Il raphe magnus fa parte del RVM e riceve un forte input eccitatorio dal PAG [56, 57].
L’attività eccitatrice all’interno del PAG esercita la modulazione bifasica dei neuroni raphe magnus [47], che a loro volta estendono le afferenze serotoninergiche agli strati profondi e superficiali delle crona dorsali del midollo (DH) [46].
Questa modulazione top-down del dolore può essere eccitatoria o inibitoria a seconda del modello di attività nei nuclei del raphe magnus. Alterazioni nell’attività di questo percorso della matrice del dolore possono influire in modo decisivo sull’esperienza nocicettiva [58, 59].
Inoltre la riprogrammazione epigenetica nel metiloma della corteccia prefrontale persiste quando il dolore diventa cronico, suggerendo quindi un ruolo importante per la metilazione del DNA nell’iniziazione, nella progressione e nel mantenimento del dolore cronico. Mentre alcuni cambiamenti nella metilazione del DNA sono persistenti, è stata anche osservata una riprogrammazione dinamica.
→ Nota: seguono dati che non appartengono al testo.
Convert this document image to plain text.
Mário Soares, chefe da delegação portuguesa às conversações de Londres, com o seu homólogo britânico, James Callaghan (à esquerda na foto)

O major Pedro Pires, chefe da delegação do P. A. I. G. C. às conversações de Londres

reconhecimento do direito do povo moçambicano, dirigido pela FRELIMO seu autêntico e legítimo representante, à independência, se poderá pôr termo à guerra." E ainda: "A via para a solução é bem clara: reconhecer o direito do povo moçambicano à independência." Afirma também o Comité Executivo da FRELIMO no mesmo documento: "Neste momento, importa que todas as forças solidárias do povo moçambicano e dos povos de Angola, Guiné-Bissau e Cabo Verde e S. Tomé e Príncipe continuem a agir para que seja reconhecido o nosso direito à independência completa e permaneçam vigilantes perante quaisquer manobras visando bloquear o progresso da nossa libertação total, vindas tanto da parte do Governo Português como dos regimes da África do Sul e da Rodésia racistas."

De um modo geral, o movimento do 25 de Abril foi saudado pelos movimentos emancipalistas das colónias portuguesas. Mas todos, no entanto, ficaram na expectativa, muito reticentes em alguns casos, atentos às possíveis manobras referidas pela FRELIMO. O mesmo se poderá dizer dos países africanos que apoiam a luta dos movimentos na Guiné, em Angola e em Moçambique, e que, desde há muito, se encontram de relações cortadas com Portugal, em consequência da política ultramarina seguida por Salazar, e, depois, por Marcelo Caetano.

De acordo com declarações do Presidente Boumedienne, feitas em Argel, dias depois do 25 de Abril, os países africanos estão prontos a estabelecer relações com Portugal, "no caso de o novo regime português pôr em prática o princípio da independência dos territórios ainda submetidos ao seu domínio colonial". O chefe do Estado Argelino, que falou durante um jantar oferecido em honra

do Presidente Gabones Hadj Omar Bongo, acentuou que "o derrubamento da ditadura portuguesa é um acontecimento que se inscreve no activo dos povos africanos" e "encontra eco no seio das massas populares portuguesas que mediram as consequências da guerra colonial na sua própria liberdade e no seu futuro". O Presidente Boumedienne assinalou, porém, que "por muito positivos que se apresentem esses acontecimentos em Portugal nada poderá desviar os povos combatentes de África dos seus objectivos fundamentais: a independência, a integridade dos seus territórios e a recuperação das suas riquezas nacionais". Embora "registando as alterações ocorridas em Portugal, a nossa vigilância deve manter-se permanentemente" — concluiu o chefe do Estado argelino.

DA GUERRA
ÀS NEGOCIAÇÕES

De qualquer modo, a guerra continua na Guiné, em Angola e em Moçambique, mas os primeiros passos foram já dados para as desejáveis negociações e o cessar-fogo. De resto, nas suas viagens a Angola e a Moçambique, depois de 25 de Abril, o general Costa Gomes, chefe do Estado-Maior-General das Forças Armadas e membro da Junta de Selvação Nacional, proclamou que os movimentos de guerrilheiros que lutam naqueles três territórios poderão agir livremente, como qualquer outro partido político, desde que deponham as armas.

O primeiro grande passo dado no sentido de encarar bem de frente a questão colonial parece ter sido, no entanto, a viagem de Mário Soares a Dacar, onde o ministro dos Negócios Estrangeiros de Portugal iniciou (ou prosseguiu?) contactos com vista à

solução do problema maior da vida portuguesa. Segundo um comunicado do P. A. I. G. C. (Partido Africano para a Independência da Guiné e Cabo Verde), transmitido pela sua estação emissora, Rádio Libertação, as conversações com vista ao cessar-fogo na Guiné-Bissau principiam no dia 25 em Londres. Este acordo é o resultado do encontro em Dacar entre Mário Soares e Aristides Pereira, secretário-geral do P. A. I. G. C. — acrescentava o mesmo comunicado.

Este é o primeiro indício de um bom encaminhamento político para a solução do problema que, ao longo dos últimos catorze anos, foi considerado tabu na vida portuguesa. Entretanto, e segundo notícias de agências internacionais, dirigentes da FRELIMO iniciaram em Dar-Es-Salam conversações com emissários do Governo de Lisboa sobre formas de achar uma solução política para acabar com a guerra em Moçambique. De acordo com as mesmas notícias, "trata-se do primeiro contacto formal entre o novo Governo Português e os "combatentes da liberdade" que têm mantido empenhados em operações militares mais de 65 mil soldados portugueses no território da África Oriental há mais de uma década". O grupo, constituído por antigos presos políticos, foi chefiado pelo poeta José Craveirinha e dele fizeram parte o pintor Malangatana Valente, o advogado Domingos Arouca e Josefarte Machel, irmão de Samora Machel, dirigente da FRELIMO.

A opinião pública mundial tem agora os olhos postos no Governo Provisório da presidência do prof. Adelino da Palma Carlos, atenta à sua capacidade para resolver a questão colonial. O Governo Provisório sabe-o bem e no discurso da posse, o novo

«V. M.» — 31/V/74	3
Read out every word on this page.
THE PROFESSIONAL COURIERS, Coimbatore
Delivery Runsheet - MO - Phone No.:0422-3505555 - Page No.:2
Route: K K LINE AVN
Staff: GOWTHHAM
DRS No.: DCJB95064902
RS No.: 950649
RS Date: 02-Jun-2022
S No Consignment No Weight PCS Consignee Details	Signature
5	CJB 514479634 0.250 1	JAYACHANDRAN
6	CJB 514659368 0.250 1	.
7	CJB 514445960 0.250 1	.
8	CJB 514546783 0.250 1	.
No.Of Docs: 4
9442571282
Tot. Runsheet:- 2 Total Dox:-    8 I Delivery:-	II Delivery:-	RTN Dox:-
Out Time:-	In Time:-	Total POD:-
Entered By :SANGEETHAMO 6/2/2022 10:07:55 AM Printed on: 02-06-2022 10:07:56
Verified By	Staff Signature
Questi schemi possono riflettere le differenze sottostanti tra dolore acuto, subcronico e cronico, suggerendo che gli interventi terapeutici possono avere efficacia dipendente dalla durata del dolore [13].
La genetica e l’ambiente influenzano l’epigenetica del dolore cronico. La genetica di base, comprese le differenze legate al sesso, sono influenzate da fattori ambientali ed esperienze nel corso della vita per produrre cambiamenti epigenetici alla base della percezione alterata del dolore.
Le esperienze dell’infanzia (prima infanzia), sia positive che negative, hanno dimostrato di modellare l’epigenoma durante i punti chiave del tempo di sviluppo. Queste esperienze hanno il potenziale per alterare l’espressione genica, portando alla manifestazione di stati del dolore alterati. Malattie, lesioni e stress nell’età adulta hanno anche dimostrato di influenzare il rimodellamento della cromatina e alterare l’espressione genica e la plasticità. Le interazioni complesse di fattori genetici e ambientali rappresentano un meccanismo per lo sviluppo del dolore cronico [60].